You should now create a term sheet that outlines the material terms and conditions of this offer based upon the information that you have been provided with to date.
This term sheet will also help you to establish the basis for future negotiations with your selected investor.
Note that a term sheet is similar to a letter of intent but focuses mainly on the key terms and skips most of the formalities that would be contained within a written letter.
⇧ Action required
Create a term sheet to outline the material terms and conditions of Investor A’s offer.
There is some additional information below to help you.
Additional information
The following will help you to create your term sheet in combination with the information that you have already been provided to date:
- Closure of the deal will be subject to completion of the due diligence and anti-money laundering checks, a certified copy of VSC’s constitutional documents and signed board minutes approving the deal plus approving the issuance of the new share capital.
- Upon completion, VSC will require the consent of Investor A for any future amendments to the constitution, major changes to the Bigland project, issuance of new shares, sale of shares, investments, acquisitions, obtaining or granting new loans, voluntary liquidation, change in CEO or key management and change of auditors.
- No shareholder will be able to transfer shares without offering them to the other shareholders.
- All shareholders will have a pro rata right to participate in any subsequent financings of VSC.
- The agreement will include Drag Along and Tag Along shareholder clauses if the majority shareholder wishes to sell the company.
- Vanessa will enter into a non-competition and non-solicitation agreement.
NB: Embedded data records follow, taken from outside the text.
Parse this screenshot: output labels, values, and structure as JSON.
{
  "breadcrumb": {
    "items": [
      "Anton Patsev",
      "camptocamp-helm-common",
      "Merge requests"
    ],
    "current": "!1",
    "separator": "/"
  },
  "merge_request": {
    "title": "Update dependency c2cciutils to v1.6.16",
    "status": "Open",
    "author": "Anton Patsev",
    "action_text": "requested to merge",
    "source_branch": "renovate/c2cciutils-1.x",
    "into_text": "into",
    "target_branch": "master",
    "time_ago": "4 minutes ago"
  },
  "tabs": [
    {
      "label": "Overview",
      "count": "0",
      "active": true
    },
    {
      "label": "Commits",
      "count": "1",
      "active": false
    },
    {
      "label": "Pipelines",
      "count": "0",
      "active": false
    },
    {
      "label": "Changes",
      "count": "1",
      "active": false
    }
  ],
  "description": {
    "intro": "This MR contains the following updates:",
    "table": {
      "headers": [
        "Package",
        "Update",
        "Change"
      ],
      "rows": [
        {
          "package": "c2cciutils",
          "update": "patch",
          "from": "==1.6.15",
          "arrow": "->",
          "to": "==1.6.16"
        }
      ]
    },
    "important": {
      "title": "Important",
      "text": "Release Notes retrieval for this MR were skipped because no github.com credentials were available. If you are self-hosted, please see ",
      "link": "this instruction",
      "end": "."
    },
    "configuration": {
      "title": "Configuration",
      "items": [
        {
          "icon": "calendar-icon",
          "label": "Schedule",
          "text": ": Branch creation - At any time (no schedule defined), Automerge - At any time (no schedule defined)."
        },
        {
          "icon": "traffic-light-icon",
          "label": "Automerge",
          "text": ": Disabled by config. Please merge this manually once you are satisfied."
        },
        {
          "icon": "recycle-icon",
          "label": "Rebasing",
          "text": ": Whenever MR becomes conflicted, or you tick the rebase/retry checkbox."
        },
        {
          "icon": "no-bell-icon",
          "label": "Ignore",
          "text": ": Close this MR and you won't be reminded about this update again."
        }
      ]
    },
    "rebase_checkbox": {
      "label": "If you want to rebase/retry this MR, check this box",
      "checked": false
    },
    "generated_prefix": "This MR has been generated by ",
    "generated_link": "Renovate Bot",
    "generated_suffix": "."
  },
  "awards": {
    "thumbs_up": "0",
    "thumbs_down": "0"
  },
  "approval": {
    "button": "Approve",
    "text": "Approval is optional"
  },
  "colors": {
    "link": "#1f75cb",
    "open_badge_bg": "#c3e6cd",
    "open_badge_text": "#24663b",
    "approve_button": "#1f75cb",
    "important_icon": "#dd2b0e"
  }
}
- The board of directors will comprise of three directors: two (including Vanessa) directors shall be appointed by VSC and one by the Investor.
- The Investor shall receive monthly reporting and financial information from the Company management team.
- Definitive agreements shall be drafted by the Investor’s legal representatives that include customary covenants, representations and warranties of the Company.
- VSC shall grant fundraising exclusivity to Investor A for 30 days upon signing the Term Sheet and will treat everything as confidential until completion.